Last week we had a 3 day team retreat, and it was amazing and inspiring and difficult and challenging and we did things wrong and we did things right.
As a team, we read the book Creativity Inc by Ed Catmull, co-founder of Pixar. (Side note: one of the best business books I’ve ever read, and reading it together as a team gave us amazing insights into running a creative business.)
One of the things they instituted at Pixar is a day they call “Notes Day”, which is really like a big brainstorm, collaboration, ideas, thoughts, plans, actions day.
It’s a day to make the business better, and to really listen to what the team have to share.
Part of our team retreats always include reading a book together as a team, and discussing it on sessions during the retreat itself. The deadline to finish reading the book is the morning of the first retreat day.
I still had half the book to finish two days before retreat started.
I was feeling sort of grumpy about it.

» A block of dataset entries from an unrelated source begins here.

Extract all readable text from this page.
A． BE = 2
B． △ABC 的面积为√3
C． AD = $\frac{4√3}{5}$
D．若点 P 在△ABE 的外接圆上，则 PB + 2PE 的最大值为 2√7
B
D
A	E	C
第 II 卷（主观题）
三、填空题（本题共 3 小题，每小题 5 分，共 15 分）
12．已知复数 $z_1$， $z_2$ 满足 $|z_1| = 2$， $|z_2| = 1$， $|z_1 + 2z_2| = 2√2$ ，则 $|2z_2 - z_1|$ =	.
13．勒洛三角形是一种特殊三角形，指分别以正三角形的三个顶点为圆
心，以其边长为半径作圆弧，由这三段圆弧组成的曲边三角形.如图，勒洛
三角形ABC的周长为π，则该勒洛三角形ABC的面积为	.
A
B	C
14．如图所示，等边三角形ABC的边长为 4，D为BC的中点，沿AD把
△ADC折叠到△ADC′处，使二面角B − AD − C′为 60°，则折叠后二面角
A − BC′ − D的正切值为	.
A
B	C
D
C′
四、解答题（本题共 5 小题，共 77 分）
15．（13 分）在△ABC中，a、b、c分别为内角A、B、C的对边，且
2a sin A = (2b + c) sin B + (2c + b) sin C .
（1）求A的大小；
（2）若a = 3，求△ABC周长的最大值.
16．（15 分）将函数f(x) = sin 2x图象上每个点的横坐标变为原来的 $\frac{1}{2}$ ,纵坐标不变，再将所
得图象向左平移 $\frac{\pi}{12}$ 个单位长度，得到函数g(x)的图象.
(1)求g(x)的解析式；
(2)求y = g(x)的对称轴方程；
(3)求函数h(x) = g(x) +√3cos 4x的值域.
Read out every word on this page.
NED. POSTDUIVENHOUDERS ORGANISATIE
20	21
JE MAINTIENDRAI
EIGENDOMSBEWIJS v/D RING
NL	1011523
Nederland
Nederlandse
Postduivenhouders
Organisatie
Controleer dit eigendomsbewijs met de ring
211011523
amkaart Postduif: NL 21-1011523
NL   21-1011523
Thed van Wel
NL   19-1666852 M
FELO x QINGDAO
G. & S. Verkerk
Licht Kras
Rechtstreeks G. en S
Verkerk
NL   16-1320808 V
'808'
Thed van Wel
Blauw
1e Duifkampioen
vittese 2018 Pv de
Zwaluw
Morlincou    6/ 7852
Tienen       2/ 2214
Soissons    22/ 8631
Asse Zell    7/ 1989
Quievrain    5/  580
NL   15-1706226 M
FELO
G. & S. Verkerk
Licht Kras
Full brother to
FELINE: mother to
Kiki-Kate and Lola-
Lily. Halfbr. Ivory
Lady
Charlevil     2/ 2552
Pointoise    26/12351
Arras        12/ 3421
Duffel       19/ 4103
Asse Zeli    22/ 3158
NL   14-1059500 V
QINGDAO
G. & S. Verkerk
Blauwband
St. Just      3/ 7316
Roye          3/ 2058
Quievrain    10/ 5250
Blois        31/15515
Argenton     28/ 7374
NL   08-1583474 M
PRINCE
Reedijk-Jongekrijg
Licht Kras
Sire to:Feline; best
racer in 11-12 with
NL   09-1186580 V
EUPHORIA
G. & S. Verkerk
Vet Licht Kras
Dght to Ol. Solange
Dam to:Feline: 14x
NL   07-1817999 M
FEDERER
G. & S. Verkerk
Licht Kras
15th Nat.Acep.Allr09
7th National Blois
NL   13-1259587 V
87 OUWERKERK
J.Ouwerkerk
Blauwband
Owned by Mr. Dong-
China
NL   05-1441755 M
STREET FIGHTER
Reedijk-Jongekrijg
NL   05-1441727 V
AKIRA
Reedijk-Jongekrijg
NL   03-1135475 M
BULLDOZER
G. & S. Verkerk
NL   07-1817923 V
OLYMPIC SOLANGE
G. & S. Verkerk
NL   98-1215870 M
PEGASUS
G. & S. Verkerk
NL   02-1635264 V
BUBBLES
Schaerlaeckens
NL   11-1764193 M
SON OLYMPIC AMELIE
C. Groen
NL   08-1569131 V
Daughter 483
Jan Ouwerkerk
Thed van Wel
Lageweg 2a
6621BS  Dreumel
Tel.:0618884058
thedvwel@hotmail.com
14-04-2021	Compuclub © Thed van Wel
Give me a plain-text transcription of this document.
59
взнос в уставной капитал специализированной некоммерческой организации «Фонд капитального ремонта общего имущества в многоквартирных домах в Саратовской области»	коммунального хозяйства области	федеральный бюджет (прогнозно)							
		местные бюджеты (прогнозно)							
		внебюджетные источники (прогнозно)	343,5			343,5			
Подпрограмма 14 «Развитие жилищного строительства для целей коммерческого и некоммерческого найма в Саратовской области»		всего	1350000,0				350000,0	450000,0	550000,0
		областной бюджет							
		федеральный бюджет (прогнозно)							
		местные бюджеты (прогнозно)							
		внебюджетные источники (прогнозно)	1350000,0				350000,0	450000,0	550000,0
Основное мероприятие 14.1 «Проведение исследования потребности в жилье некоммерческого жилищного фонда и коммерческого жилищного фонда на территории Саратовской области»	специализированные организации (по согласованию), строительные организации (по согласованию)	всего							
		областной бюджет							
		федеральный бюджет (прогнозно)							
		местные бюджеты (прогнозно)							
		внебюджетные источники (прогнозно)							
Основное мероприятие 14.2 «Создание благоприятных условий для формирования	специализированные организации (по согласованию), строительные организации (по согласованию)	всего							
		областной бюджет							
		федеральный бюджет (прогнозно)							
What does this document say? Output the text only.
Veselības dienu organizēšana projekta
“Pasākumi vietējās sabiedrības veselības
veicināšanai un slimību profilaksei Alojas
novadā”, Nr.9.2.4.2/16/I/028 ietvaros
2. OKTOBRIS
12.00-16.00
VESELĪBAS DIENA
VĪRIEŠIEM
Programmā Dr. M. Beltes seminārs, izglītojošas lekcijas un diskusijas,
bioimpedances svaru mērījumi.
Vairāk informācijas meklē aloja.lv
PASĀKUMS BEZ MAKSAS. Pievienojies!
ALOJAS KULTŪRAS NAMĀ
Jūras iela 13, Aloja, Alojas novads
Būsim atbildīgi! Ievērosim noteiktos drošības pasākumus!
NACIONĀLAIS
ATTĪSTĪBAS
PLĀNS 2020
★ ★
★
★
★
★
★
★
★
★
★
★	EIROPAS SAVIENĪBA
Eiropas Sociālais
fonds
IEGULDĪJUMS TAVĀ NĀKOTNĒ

Like I knew it was my own responsibility for putting it off, and even though I LOVE the book and knew it was already making us better as a company and a team, I knew I could have finished it earlier and been more prepared.
There were Reasons, of course (there always are), and I know I’m a deadlines-person (I’ll always get it done by deadline, but often quite close to the wire). But as one of the team said later in the retreat, “you have to plan for things not to go to plan”. (I planned to finish it on the friday night or Saturday morning, but my mum got covid and i spent the weekend talking to family and distracted by that.)
And as i read about Notes Day, i saw the incredible amount of effort they put in to preparing for this ONE day. Granted, they had 1100 people at Pixar and we’ve got 11 at PF, but still….it was Monday afternoon and I was finishing the second half of a book I’d been telling the team to be sure to read , for months.
I hadn’t written the team retreat agenda.
I hadn’t given assignments or sent a video to the team about how the retreat would go.
We all had a general sense of how it would run – there was really good feedback from the last time we ran one – but I realised I’d not lived up to the responsibility which is mine as a business owner and leader to prepare the crap out of this retreat so we were all excited, and motivated, and knew the boundaries, and prepared, and would get the most from it.
The Pixar team prepared for months. Message boards, small groups, conversations, planning, assigning leaders, gathering input, documenting, listening.
For one day.
One really structured, organised, planned day….
…to draw out creative ideas.
And I started to see: in order to be creative, you need to structure things.
The second thing I saw was that resting is HARD. Choosing to rest – to take a break from our normal client work and have one to one conversations, think creatively, play, chat, brainstorm, get fresh air, think, read – does not. come. easy.
In advance of the retreat, some of the team shared (in line with our transparency value) that although they knew the retreat would be good, they were having a hard time being motivated for it and positive about it because of how much work we have on right now. It even felt like using spare time within those retreat days to finish client work WOULD be more restful, because then those projects and actions would be off the very full list.
Although we know resting is good and helps us be more creative, it feels backwards to have to WORK at it. We were tempted to think resting just sort of happens. Or to redefine rest because we have so much work to do.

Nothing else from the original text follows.